The PS3 was launched in 2006, and so was presumably developed over a period of a number of years before that - a time when PowerPC was on life support courtesy of Apple. Then Apple ditched PowerPC and jumped to the x86 side of the fence.
Does the PowerPC architecture still have any other customers or development channel beside CELL and a handful of other, very limited verticals ?
I didn't think so.
PowerPC is very much alive, IBM makes a fortune off of it in the Power line; currently Power7 series. Motorola still sells PowerPC processors and you can find them in many things, like your car. NASA also uses PowerPC on various things.
The Cell is NOT PowerPC based; it does have a PowerPC processor but that is it. The SPE's are not PowerPC based. The PowerPC portion is essentially a controller for the SPE's which are the ones doing the heavy lifting, not the PowerPC portion.
You do realize that the Power7 outperforms what Intel offers, right?
Ah, I see now... Cell is not PowerPC based, it just has a PowerPC in it. My mistake.
And thank you for giving me a water-tight defense against tree huggers - now I can tell them that my car isn't petroleum based, it just has a petrol engine IN it, which isn't the same thing at all, apparently.
PowerPC may be "alive", but then so is vinyl. But being "very much alive" doesn't necessarily make any technology the right or obvious choice. See where you said that PowerPC's can be found in my car ? Last time I checked, car's were not being cited as a showcase for cutting edge, high performance gaming platforms and technology.
It makes me laugh, the cell processor has NEVER been fully utilised, we have developers who want to make a game using new methodologies and techniques and, apparently, the cell can't cope with this. Sony RAVE about the cell, how it's TEN (yes ten) years ahead of it's competitors, then 5/6 years down the line, whip it out in favour of an integrated AMD chipset, allegedly!!
Let me guess, AMD is going to become 2nd source for PowerPC/Cell chips? (yes I know about Motorola and AMCC-sourced PPCs, but they don't produce high-performance PPCs anymore). But probably Sony doesn't plan to retain backward compatibility with PS3 games...
Why would AMD be a second source? AMD doesn't have their own foundries, that is who would actually produce it. Why would Sony take the design there when they could work with IBM that helped invent it? Sure IBM might charge more, but given the history that IBM has in HPC, wouldn't you rather deal with them? The Power7 kills anything that Intel or AMD has to offer, so IBM must be doing something right. How much experience in PowerPC does AMD have?
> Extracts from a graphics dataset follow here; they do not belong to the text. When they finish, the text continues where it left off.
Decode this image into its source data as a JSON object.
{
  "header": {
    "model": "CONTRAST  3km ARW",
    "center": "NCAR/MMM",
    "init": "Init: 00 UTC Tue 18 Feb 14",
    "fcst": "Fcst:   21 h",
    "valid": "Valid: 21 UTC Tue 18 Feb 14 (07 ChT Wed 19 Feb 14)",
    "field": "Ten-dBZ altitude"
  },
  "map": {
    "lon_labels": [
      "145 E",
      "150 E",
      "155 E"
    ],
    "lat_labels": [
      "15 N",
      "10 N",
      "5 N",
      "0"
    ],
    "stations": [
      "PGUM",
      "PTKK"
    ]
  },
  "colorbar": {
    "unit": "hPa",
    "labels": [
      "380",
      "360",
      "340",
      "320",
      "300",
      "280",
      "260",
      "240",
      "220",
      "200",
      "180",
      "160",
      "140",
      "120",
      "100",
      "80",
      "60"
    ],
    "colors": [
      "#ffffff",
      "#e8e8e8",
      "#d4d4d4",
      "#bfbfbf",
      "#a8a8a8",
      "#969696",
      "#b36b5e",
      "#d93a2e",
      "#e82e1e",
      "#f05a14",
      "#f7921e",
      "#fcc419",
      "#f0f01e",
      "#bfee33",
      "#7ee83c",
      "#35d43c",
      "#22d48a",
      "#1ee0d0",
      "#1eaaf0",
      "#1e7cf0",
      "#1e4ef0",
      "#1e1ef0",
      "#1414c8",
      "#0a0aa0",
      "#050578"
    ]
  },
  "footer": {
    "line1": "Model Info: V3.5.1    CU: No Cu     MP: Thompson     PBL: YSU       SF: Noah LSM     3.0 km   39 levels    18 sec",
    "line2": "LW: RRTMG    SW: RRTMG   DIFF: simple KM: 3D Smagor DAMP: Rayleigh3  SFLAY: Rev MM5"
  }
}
Sony could have a Fusion processor replace the PowerPC portion of the Cell and that would make a lot of sense. Since the Cell does have a GPU, they could utilize the GPU on the Fusion processor and have the CPU act as the controller like the PowerPC currently does. That sounds more feasible and likely than to use Fusion to replace the Cell. There should be substantial power savings as well, the CPU, GPU and memory controller all on one die. Less chips, less power and should be lower cost as well.